This is my first time working with microarray analysis and I have a few very basic questions.
I am planning on using a custom array design from someone else that is produced by Agilent.
I am planning on performing 3 microarrays on Control, Treatment 1, and Treatment 2 samples. My goal is to find the differential expressed (particularly upregulated genes) in each treatment. Then I'd like to statistically compare them to one another. I believe I should do this as a two-color array.
(1) When considering biological replicates, should the minimum be that I take 3 different RNA sample extractions and run 3 microarrays for each treatment? That would mean I need to buy 9 chips. And perform 9 RNA extractions all from a different group of individuals 'pooling' (I'm using mosquitoes).
I ask this question so I can better understand the cost of this experiment set up.

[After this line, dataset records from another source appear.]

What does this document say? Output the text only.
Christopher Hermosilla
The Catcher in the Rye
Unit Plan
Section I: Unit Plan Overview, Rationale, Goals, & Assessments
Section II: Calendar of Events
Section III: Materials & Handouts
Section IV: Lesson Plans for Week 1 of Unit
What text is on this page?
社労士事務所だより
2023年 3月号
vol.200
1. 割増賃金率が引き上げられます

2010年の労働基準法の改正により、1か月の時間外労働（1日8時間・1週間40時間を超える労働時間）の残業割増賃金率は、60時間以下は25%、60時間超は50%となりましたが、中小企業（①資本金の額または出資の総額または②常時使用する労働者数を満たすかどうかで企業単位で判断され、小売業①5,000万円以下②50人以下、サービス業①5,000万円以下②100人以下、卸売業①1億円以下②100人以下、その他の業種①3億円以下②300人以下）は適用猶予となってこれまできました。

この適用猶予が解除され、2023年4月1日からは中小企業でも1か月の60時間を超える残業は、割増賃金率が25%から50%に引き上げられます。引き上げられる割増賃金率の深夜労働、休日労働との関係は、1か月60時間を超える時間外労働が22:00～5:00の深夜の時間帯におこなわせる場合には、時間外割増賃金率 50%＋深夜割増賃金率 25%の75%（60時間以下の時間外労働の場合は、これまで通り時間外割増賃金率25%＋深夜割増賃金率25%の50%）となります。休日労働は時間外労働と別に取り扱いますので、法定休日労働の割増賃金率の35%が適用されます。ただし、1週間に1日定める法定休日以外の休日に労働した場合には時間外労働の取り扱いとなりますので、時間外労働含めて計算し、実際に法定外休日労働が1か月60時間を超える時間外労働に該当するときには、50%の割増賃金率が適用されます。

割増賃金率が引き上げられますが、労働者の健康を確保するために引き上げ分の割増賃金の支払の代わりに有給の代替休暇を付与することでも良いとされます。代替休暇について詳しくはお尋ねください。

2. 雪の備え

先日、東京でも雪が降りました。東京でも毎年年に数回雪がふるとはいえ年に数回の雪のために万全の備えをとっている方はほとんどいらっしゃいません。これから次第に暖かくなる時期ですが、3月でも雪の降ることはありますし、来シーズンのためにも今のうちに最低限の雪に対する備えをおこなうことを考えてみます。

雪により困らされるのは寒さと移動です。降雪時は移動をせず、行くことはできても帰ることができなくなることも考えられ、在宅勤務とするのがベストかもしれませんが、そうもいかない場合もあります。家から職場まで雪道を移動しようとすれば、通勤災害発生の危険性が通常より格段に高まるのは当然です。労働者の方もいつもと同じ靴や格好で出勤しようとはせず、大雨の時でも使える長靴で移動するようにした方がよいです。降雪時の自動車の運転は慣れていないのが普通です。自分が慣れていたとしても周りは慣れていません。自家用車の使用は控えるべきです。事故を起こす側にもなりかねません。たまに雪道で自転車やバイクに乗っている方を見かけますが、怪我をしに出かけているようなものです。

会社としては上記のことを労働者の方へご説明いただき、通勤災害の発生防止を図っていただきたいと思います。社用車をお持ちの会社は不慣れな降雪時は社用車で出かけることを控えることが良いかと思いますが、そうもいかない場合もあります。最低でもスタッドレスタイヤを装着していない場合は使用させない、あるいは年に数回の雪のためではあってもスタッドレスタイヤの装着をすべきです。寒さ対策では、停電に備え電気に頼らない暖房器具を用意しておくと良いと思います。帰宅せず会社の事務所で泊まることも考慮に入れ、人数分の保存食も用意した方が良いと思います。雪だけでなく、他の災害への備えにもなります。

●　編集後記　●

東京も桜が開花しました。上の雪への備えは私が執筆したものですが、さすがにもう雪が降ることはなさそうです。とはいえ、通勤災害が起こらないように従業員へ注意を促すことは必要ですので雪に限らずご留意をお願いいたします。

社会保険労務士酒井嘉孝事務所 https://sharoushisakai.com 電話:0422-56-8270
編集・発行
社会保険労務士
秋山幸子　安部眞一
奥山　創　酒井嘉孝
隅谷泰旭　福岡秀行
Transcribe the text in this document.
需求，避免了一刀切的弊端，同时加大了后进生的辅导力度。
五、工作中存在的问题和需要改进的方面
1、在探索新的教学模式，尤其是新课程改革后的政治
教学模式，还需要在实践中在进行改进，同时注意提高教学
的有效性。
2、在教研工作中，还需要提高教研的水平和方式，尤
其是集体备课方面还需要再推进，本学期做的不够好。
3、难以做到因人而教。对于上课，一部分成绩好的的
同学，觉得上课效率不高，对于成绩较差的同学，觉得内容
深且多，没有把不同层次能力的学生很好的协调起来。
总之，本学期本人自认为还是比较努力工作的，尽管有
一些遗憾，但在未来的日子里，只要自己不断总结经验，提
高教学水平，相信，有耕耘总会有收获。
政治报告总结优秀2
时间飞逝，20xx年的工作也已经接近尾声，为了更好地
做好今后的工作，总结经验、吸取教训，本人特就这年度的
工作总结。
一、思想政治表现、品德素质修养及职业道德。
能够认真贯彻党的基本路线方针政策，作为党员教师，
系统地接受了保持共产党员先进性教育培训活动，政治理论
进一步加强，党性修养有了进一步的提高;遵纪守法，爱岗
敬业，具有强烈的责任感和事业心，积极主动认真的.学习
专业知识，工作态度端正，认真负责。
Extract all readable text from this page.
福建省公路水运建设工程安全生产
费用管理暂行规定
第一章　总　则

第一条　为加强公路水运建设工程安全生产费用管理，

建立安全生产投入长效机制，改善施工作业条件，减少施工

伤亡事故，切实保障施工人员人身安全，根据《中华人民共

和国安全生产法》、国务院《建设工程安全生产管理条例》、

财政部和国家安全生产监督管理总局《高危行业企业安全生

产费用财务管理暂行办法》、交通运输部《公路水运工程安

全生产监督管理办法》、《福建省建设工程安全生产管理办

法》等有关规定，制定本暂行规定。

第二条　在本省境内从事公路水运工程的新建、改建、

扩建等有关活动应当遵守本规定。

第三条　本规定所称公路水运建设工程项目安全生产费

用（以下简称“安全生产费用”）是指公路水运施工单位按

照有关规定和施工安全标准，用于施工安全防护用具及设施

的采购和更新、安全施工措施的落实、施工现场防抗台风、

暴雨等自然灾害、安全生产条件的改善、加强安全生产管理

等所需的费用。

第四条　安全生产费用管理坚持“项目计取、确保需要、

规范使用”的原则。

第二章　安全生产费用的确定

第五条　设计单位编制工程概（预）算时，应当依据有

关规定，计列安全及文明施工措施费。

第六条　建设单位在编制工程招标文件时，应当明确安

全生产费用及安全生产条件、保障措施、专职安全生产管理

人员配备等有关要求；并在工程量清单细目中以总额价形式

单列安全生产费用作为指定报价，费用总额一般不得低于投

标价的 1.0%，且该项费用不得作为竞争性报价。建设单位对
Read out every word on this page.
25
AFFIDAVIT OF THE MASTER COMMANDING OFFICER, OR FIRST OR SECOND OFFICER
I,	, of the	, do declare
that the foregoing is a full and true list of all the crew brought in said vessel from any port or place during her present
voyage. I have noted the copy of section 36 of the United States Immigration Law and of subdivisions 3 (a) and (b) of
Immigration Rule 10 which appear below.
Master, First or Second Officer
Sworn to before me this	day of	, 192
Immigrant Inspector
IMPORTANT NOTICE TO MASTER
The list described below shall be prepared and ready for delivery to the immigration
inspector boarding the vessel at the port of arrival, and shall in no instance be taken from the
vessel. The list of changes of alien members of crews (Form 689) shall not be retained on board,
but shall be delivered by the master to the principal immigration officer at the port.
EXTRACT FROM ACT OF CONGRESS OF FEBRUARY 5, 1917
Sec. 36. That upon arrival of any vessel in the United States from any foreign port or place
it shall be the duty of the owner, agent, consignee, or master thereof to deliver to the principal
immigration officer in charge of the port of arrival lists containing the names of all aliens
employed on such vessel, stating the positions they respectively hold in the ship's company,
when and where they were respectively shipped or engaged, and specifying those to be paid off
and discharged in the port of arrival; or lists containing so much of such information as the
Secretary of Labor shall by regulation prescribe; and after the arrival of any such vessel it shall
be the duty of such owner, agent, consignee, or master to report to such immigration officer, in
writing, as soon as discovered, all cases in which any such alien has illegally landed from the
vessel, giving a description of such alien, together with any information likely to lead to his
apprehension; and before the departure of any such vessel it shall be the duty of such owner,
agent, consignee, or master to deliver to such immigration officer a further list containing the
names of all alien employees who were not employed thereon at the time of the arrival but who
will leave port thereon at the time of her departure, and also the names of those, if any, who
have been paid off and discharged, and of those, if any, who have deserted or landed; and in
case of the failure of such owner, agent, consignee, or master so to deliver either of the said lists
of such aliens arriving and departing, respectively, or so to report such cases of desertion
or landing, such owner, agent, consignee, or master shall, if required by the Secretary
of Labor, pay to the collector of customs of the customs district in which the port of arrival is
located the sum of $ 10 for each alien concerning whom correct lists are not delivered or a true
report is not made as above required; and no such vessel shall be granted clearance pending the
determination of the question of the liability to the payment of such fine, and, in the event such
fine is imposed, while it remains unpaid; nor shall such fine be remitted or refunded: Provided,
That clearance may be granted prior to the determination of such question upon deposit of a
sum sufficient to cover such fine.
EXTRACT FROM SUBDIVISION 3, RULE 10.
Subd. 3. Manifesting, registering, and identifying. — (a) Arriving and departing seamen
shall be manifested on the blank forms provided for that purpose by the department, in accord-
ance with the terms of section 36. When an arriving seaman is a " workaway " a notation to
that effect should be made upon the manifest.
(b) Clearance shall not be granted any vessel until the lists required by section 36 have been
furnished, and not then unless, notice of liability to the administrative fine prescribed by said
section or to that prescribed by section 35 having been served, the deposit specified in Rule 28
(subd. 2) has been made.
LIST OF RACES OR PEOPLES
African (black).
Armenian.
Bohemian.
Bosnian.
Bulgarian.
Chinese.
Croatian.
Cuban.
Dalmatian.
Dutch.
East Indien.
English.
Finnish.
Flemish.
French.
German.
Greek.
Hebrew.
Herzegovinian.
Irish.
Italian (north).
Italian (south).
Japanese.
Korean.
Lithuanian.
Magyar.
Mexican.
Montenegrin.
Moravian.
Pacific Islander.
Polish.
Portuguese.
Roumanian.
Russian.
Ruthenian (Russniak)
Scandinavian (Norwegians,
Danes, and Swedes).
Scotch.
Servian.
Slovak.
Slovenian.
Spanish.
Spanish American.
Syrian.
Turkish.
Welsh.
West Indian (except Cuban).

(2) reference versus loop design
So reference design is my 'control - untreated' and I compare each treatment to the control directly, and to other treatments indirectly
In loop design, I could compare all of them to the control directly and to each other directly (so to speak)
I have not chosen which one I want to use yet, but I wanted to give a better understanding of what I am here to accomplish.
(3) I've brought together materials from relevant papers and I think I have that all situated. Does this look like the proper, very brief method flow:
i. RNA extraction
ii. RNA isolation (include extra removal from genomic DNA)
iii. RNA amplification
iv. cDNA synthesis and Labeling
v. amplify cDNA
vi. hybridize
vii. wash
viii. scan
I would appreciate any pointers for major flaws I may have proposed. And greatly appreciate all help in advance.